How to Optimize Heavy Workflow Strategy with Large Data Sources and API Limitations?

This topic was automatically generated from Slack. You can find the original thread here.

Hello! I need advice on strategy to process heavy workflow. For context, I’m trying to build a workflow to get a summary data based on a set of item id’s passed into the workflow. The workflow then proceed to get the data from a source (ClickUp) and process it before returning the output.

Few challenges:
• The item id passed as input need to fetch additional info from the sources (eg. linked by Property ID)
• There are 2 sources I need to fetch eg. Item & Property
• The sources API don’t have the ability to filter the ID, hence I need to fetch the entire source database which can be huge (>10,000 records)
• From there the workflow will find and fill in the data from sources to the items.
• Return the items as output take quite long for first run (77s).
Some workaround I tried and using now:
• Use Data Store to cache the output if there are recent request in short time
Workflow:
• Trigger (HTTP) - to get item id input
• Data Store - check if there is valid cache and return and end the workflow
• Get ClickUp List Data (1) - From given item id input
• Get ClickUp List Data (2) - All of Property data source
• Combine & Respond - Fill (1) with additional info from (2), then respond back (at the same time caching it to data store also)
I’m a bit worry on how this can scale well, the source records are going to scale from here onwards probably to >20,000 records soon. As it is even the workflow editor when debugging slows to a crawl and crash the browser tab (probably run out of memory).

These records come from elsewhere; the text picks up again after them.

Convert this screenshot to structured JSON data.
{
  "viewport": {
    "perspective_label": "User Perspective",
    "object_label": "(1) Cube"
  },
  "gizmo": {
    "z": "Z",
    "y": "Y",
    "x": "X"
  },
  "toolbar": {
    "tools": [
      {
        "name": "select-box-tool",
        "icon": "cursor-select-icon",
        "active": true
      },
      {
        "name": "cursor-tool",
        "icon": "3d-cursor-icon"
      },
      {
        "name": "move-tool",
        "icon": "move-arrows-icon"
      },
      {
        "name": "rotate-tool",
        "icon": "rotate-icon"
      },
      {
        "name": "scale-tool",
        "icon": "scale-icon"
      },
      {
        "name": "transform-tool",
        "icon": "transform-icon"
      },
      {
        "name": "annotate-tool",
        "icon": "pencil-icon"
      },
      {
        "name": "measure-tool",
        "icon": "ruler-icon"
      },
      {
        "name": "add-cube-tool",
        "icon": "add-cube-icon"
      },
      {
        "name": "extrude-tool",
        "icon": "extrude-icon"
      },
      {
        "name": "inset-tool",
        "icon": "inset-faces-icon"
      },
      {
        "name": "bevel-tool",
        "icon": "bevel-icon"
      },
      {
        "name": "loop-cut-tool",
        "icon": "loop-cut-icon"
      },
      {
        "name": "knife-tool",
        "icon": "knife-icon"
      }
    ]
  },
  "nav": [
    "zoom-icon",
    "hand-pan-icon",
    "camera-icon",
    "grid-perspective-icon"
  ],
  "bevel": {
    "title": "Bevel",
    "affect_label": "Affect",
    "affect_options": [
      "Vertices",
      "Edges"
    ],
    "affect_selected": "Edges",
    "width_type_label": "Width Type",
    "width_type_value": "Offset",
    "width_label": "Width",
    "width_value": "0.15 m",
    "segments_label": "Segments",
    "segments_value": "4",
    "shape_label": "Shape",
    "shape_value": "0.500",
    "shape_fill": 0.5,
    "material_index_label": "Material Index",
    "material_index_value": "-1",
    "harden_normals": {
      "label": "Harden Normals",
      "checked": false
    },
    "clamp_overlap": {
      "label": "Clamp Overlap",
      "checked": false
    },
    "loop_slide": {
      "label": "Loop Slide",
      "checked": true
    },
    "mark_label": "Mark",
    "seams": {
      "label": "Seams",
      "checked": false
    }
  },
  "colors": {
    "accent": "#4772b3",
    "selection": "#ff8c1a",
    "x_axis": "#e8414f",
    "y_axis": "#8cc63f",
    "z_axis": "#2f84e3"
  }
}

I appreciate any advice on how to approach this :pray:

Hi , I see the Clickup API - Get Tasks API has this Custom Task IDs here that Pipedream can add into our existing Clickup Get Tasks action to help you. May I ask if all of your tasks have a Custom ID?

Nope, we don’t use custom task id and its usually null.

image.png

, then I would suggest you to add some custom fields into your tasks in order to query them effectively. The custom field might be the same as the id field

This is a limitation on Clickup, which Pipedream doesn’t have the control of

Yup understand the limitation of ClickUp hence the question here. Ok I will look into the custom field and see if I can pull the task id using formula and see.

the custom_task_ids is just a boolean here so can’t help much but found a undocumented way to filter by task ids in case anyone is looking into this as well in ClickUp. :expressionless: